Entre las fuentes que hablan sobre este viaje que Crowley realizó en 1900 (por sugerencia de un par de colegas parisinos del Golden Dawn, tiempos durante los cuales no muchos viajeros se animaban a cruzar los mares para llegar desde Reino Unido hasta las estrambóticas tierras mexicanas), se encuentra el libro The Confessions of Aleister Crowley, que él mismo escribió, además de algunas menciones aisladas de personas que aparentemente se encontraron con el controvertido mago ceremonial en este país. Algunas de las pocas cosas que sabemos de su travesía es que eligió algunos parajes naturales y, como buen alpinista, se encumbró en el volcán Popocatépetl, además de recorrer las montañas del místico pueblo de Tepoztlán, ambos lugares situados cerca de la Ciudad de México.

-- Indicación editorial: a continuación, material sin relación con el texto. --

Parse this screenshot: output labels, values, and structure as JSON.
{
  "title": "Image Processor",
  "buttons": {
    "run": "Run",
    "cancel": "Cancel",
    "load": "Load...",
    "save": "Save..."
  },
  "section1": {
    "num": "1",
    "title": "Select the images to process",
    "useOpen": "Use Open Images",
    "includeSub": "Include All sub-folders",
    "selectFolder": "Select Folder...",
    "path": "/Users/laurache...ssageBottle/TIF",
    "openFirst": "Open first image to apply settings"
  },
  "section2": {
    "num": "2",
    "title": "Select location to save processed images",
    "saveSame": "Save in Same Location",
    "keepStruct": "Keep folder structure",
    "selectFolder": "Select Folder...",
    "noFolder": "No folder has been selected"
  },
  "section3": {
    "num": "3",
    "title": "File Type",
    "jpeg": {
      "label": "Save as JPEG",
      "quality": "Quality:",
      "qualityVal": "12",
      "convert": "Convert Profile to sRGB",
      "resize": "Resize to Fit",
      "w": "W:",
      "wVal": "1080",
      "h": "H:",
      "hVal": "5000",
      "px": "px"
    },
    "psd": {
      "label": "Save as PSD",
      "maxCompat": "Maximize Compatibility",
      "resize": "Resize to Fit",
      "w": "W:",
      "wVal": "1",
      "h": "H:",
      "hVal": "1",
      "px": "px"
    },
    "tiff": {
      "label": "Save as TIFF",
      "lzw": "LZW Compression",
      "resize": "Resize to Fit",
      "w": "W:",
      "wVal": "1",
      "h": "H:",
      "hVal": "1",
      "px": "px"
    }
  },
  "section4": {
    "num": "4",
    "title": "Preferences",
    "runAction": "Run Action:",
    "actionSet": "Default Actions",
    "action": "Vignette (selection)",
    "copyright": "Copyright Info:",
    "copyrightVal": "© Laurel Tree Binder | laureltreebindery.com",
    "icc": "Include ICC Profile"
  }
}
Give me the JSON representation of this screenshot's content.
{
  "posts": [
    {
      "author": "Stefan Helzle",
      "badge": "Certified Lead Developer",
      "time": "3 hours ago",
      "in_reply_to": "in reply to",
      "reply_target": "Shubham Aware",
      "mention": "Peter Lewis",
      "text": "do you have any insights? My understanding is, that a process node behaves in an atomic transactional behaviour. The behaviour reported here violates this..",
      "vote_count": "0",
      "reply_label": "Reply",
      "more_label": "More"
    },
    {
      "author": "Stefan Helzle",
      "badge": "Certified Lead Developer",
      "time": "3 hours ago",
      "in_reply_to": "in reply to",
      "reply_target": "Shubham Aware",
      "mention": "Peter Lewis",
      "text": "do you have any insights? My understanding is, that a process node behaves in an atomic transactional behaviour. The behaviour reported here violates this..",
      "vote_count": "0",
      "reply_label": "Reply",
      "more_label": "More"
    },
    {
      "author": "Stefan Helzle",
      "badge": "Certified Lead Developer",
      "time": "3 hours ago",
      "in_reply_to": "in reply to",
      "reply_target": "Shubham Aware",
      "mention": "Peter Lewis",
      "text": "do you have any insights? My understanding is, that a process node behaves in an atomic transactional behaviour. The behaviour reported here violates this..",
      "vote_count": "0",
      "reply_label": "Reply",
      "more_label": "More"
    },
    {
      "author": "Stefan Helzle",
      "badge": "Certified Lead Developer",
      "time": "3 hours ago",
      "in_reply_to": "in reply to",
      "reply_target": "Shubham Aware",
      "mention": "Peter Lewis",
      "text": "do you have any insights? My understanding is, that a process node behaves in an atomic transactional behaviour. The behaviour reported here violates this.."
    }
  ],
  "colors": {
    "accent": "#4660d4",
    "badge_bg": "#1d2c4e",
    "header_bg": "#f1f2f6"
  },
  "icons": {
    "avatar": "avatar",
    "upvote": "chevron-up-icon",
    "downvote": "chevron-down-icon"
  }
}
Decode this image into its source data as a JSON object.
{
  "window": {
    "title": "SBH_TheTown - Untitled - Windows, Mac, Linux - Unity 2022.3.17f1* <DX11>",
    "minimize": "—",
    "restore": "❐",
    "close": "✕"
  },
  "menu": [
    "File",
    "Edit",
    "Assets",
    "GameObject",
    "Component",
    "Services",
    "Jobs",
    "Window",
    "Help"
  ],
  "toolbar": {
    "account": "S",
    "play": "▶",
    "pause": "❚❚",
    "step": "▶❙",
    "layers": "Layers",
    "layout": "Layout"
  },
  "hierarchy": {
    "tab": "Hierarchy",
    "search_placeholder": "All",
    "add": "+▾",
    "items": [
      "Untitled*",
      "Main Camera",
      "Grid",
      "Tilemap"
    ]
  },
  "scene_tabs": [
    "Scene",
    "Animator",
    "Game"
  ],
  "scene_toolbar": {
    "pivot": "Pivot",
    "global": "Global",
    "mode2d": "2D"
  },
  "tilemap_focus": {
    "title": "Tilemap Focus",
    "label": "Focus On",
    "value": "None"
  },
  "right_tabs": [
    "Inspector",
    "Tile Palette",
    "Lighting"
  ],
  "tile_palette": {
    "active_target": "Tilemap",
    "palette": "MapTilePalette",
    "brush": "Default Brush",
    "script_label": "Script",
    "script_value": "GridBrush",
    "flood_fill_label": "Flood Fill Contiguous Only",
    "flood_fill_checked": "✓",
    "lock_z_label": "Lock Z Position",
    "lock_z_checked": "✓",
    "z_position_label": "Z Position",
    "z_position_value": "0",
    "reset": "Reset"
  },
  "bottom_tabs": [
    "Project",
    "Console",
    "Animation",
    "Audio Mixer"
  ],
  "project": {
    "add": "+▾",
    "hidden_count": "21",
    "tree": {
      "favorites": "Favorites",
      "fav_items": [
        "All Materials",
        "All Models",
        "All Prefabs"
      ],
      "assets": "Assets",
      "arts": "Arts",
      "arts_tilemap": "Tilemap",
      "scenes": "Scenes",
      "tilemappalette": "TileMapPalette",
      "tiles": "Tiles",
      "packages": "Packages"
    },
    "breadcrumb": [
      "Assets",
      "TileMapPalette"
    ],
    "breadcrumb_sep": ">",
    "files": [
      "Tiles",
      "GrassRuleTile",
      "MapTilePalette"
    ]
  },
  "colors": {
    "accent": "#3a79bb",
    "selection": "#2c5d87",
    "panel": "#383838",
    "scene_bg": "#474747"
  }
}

Entre los trabajos espirituales que Crowley realizó en México se tiene registrada una intensa labor en torno a las 19 Llamadas de Enoch, un protocolo místico inicialmente dictado en 1584 por el ángel Nalvage (la primera llamada) y que debido al poder implícito en él fue liberado en 19 sesiones sucesivas y además que son tratadas en el libro True & Faithful Relation of What Passed Between Dr. John Dee and Some Spirits, publicado por Meric Cassaubon en Londres a finales de 1659. Por otro lado “La Gran Bestia” recibió su iniciación como masón en 33er grado dentro del Consejo Supremo del Ancestral y Aceptado Rito (vertiente escocesa). La distinción la recibió de manos del Duque de Medina y Sidonia, Don Jesús Medina, una figura un tanto confusa, ya que mientras es reconocido por muchos como portador de uno de los más altos rangos de la escuela masónica proveniente de Escocia, otros afirman que la iniciación de Crowley dentro del más alto nivel del rito, el 33, no tenía validez frente a otras logias, algo de lo que Crowley se enteraría posteriormente y supuestamente le habría provocado un profundo disgusto. Por otro lado no existe prácticamente nada de información de la vida de Don Medina en los archivos históricos.

Don Jesús Medina, un descendiente del gran Duque de Armada y uno de los más altos jefes del Rito Escocés de Francmasonería. Mi conocimiento cabalístico, siendo ya bastante profundo de acuerdo a los estándares comunes, me consideró merecedor de la más alta iniciación que su poder le confería; poderes especiales fueron obtenidos en vista de mi limitada permanencia, y fui empujado rápidamente a través del 33vo y último grado antes de dejar el país. (The Confessions of Aleister Crowley, 202-203)

Pero tal vez el epicentro de la visita crowleyana a tierras mexicanas sea la fundación de la Orden Secreta de la Lámpara de la Luz Invisible [Sacred Order of the Lamp of the Invisible Light], de la cual Aleister nombró a Don Medina máximo sacerdote, devolviendo así la “cortesía” que había recibido. Aparentemente el objetivo de la SOLIL era restaurar el bagaje de magia ritual que la francmasonería había, según ellos, olvidado. Posteriormente, en 1904, el propio Crowley disolvería todas los grupos místicos que había fundado para dar paso a su obra más significativa: The Book of Law.

Y este fue el legado que el Sr. Crowley dejó en su visita a México, de la cual solo sabemos como dato adicional que halló en el peyote “líquido” una delicadeza metafísica y que recorrió, tal vez buscando el eco del espejo transtemporal de Quetzalcóatl, lugares cercanos a donde supuestamente este dios/guerrero/linaje recibió el bautizo. Crowley, el parafernálico brujo, el poderoso sodomizador de realidades, aquel que fue descalificado tajantemente por algunos espíritus privilegiados como el de W.B. Yeats y alabado hasta la fecha por tantos, viajó miles de kilómetros por barco y, aunque al parecer fue una travesía discreta, lo cierto es que tiene sentido: tanto México como Crowley pueden entenderse mejor al enterarnos de este encuentro.